Proprio riguardo a questa emergenza, l’Associated Press ha rivelato che i contractor americani che sorvegliano i centri di smistamento gestiti dalla Gaza Foundation (il controverso ente sostenuto da Usa e Israele, ma non dall’Onu) utilizzano munizioni vere e granate stordenti. L’agenzia americana ha raccolto le testimonianze di due contractor, secondo cui parte dei loro colleghi non sono qualificati, né controllati.
E ci sono nuove ombre anche sull’Idf: nel raid dei giorni scorsi sull’internet café sarebbe stato usato un ordigno Mk-82 da 230 chili, secondo quanto ha rivelato l’esame dei frammenti. Per gli esperti dei diritti umani è un’arma “illegale”.

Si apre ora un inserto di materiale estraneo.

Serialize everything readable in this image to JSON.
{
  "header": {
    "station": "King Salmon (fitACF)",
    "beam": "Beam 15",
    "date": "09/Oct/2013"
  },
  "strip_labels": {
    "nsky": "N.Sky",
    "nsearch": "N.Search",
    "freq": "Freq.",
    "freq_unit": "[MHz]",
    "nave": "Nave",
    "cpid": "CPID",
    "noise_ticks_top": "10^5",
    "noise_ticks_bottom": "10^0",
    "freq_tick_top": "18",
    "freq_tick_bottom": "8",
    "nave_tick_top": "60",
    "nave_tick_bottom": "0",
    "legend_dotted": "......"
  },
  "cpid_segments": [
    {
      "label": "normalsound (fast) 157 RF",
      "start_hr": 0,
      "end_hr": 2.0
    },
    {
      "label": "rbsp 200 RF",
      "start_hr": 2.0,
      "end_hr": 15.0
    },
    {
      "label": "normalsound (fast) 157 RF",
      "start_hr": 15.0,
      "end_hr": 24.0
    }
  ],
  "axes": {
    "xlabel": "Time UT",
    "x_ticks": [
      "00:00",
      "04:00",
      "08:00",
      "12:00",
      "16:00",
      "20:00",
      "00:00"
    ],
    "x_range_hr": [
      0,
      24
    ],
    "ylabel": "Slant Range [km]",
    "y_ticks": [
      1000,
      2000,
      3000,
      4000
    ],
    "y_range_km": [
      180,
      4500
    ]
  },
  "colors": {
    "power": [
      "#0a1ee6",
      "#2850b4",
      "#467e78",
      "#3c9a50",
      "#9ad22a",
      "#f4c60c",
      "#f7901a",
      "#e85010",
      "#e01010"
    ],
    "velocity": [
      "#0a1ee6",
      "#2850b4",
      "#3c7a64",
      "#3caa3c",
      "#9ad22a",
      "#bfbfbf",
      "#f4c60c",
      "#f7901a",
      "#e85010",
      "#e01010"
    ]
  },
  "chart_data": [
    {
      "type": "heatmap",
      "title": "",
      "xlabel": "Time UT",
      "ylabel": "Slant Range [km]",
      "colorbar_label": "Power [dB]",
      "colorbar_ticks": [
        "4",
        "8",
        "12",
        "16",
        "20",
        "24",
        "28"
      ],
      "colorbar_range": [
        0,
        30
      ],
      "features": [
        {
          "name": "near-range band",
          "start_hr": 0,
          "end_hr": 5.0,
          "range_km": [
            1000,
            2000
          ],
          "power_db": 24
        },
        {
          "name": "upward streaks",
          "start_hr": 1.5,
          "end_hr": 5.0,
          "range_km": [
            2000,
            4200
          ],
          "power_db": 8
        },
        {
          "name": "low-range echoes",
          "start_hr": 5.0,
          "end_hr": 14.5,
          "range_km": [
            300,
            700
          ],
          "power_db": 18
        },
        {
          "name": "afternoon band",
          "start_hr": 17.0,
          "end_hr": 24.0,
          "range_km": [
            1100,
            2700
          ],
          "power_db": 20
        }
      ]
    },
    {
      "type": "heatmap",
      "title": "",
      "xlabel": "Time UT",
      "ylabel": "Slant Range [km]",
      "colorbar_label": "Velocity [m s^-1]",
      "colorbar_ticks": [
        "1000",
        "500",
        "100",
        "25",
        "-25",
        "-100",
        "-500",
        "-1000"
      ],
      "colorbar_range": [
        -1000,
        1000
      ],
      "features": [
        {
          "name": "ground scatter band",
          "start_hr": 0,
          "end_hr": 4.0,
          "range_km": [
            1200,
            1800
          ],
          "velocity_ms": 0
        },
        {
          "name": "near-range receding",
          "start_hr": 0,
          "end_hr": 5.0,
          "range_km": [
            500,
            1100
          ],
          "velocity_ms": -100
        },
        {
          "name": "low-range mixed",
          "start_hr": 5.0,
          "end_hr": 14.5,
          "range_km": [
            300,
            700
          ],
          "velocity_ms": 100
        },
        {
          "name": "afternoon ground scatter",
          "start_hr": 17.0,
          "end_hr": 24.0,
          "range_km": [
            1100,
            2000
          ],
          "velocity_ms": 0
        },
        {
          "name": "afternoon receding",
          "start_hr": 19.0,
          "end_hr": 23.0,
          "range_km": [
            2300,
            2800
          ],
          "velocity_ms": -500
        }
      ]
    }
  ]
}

La situazione della popolazione della Striscia è stata oggetto anche di un rapporto presentato a Ginevra dalla relatrice speciale delle Nazioni Unite sui diritti umani nei Territori palestinesi occupati, Francesca Albanese. Nel documento si accusano numerose imprese, a cominciare da produttori di armi e giganti tech - “dalla Lockheed a Leonardo, da Alphabet a Microsoft” - di contribuire al “progetto” di Israele di “sfollamento e sostituzione dei palestinesi nei territori occupati” e si chiede agli Stati membri di imporre un embargo totale sulle armi allo Stato ebraico e di sospendere tutti gli accordi commerciali.